A recent comparative analysis showed that visitor numbers to Bath, York and Oxford retained a similar and comparable trajectory that did not single out Bath’s special status. A 2012 study on Liverpool, a site since 2004, cited a sense of local pride and brand identification as more prominent benefits than a surge of cultural heritage tourists. Nonetheless, the almost £500,000 cost of preparing a nomination estimated by Pricewaterhouse Coopers in 2007 has not acted as a deterrent to applicants.
The view from within
For cities that are World Heritage Sites, on the other hand, the coveted title is not without its problems, as attested in the recent press coverage of Edinburgh. Liverpool was put on the World Heritage in Danger list a few years ago, threatening the removal of its status.
This was because of a string of major project applications – not least the Fourth Grace, a tall mega-development planned for Liverpool Pier that was later dropped. Dresden in Germany was put on the in-danger list too, and its city authorities eventually decided that a bridge connecting two sides of the city was more important to its development than the World Heritage badge. Its status was withdrawn in 2009.
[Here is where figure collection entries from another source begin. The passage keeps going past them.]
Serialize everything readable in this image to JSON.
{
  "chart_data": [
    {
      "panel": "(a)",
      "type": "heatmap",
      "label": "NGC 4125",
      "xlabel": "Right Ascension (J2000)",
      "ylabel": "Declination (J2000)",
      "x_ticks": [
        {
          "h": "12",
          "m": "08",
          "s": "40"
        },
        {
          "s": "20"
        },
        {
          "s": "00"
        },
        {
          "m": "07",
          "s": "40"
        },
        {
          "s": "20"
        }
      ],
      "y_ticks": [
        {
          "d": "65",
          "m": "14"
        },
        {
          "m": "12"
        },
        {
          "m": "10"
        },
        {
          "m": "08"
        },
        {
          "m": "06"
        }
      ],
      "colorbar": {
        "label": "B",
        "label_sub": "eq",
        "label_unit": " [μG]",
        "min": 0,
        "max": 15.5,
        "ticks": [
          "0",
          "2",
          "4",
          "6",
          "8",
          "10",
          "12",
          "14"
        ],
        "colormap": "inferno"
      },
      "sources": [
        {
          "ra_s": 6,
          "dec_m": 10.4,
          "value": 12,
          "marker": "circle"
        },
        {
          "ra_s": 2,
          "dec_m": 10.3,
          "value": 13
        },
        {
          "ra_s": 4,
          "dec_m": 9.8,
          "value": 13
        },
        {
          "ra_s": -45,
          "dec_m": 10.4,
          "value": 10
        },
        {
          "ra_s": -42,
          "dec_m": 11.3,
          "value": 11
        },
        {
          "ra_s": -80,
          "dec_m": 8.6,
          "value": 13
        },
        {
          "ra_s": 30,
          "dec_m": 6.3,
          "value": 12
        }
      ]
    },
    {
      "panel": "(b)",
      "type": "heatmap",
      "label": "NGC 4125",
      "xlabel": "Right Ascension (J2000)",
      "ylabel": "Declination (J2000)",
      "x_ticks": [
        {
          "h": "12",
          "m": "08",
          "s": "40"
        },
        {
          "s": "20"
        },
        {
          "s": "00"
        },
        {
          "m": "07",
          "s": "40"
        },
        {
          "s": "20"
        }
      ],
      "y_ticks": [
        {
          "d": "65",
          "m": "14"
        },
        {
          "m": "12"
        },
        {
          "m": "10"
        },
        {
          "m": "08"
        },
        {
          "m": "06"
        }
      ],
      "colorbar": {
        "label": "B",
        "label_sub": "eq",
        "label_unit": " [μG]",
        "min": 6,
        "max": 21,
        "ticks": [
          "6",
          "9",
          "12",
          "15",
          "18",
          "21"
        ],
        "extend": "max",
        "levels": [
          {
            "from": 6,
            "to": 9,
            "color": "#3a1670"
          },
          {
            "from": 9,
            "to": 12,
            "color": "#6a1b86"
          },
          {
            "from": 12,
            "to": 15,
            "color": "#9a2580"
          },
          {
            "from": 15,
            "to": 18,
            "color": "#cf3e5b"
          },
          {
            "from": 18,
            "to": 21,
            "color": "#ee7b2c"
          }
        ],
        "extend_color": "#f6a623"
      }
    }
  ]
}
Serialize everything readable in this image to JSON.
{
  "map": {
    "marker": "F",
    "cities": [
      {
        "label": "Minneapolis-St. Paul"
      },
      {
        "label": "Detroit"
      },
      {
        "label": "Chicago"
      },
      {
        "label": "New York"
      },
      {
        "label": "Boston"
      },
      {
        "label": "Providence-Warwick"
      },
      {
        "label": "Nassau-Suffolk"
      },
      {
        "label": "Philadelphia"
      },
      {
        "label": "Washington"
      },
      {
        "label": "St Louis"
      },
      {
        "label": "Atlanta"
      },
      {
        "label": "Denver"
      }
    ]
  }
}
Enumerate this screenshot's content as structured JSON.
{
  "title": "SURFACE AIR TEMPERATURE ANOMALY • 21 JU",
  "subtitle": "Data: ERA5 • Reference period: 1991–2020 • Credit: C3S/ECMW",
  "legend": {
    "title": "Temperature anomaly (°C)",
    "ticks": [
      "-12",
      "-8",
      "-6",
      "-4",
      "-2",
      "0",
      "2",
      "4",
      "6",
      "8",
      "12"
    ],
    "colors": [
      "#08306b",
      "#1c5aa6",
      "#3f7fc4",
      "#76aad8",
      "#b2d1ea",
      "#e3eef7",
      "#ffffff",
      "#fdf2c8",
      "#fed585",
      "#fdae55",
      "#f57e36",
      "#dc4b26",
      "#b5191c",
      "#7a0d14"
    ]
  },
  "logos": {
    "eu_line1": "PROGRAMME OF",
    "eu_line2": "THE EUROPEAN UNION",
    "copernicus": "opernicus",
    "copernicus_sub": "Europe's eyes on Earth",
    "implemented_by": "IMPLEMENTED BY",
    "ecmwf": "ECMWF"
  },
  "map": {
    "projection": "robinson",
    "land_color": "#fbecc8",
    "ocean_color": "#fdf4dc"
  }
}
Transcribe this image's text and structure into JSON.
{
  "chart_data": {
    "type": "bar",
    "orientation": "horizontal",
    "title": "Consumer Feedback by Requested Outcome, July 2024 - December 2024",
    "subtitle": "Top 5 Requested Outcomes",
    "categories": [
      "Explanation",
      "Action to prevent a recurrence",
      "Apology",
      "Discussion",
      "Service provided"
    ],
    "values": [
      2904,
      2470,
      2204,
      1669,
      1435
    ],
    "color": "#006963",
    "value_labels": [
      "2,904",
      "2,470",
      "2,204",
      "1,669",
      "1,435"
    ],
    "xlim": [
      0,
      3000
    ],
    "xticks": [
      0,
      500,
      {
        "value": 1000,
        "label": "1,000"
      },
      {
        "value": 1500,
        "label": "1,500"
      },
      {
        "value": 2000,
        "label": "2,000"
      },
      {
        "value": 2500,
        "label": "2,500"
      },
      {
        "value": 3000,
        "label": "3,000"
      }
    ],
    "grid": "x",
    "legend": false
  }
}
Cities aren’t archaeological sites
But what really is the cause of such conflicts, and indeed is World Heritage status worth it for cities? One of the reasons for this escalation of conflict and sense of frustration may be the way the nomination process, evaluation, management guidelines and subsequent monitoring of the sites prescribed by UNESCO is more or less a one-size-fits-all package.
A closer look at the designation of historic towns and UNESCO’s expectations for their management reveals a framework that is probably much better suited to neatly fenced and managed archaeological sites than the complex nature of a functioning city.
This becomes even more apparent in the way UNESCO follows its procedures in collaboration with the relevant local authorities, and in how it reviews and monitors major planning applications within site boundaries (the country in question has to make UNESCO aware of major applications that could potentially affect the outstanding universal value of a site).
The small team of experts dispatched by UNESCO is requested to review a proposed scheme and report on its potential impacts. Not only is their brief limited, but so too are the opportunities to establish a longer term understanding of a place.
Another issue is the fact that the management plans that are currently a prerequisite for WHS applications are a wasted opportunity. Management plans can be very effective for archaeological sites or for sites that are being managed anyway, but they are not in their present form fully applicable to the urban context.
Historic urban areas require different strategies that fit a city’s development plan. While setting out limitations, these would be more attuned to the area’s development aspirations.
This way they can recognise the evolving nature of the area’s historic character, the complexities of making decision about cities and local aspirations. Such a framework established at the outset, agreed at city level and then with UNESCO, would provide clearer direction to property owners, developers, planners and UNESCO-appointed monitors.
This in turn would provide a greater transparency to the process that could ultimately allow historic areas to evolve within their broader urban context without losing the characteristics that make them special in the first place.
In the case of Edinburgh’s Old and New Towns, for example, which follow a limited management plan, you should be able to avoid getting to a point where removal from the list becomes a possibility. But as things stand, I would advise city authorities to think twice before applying for World Heritage Status.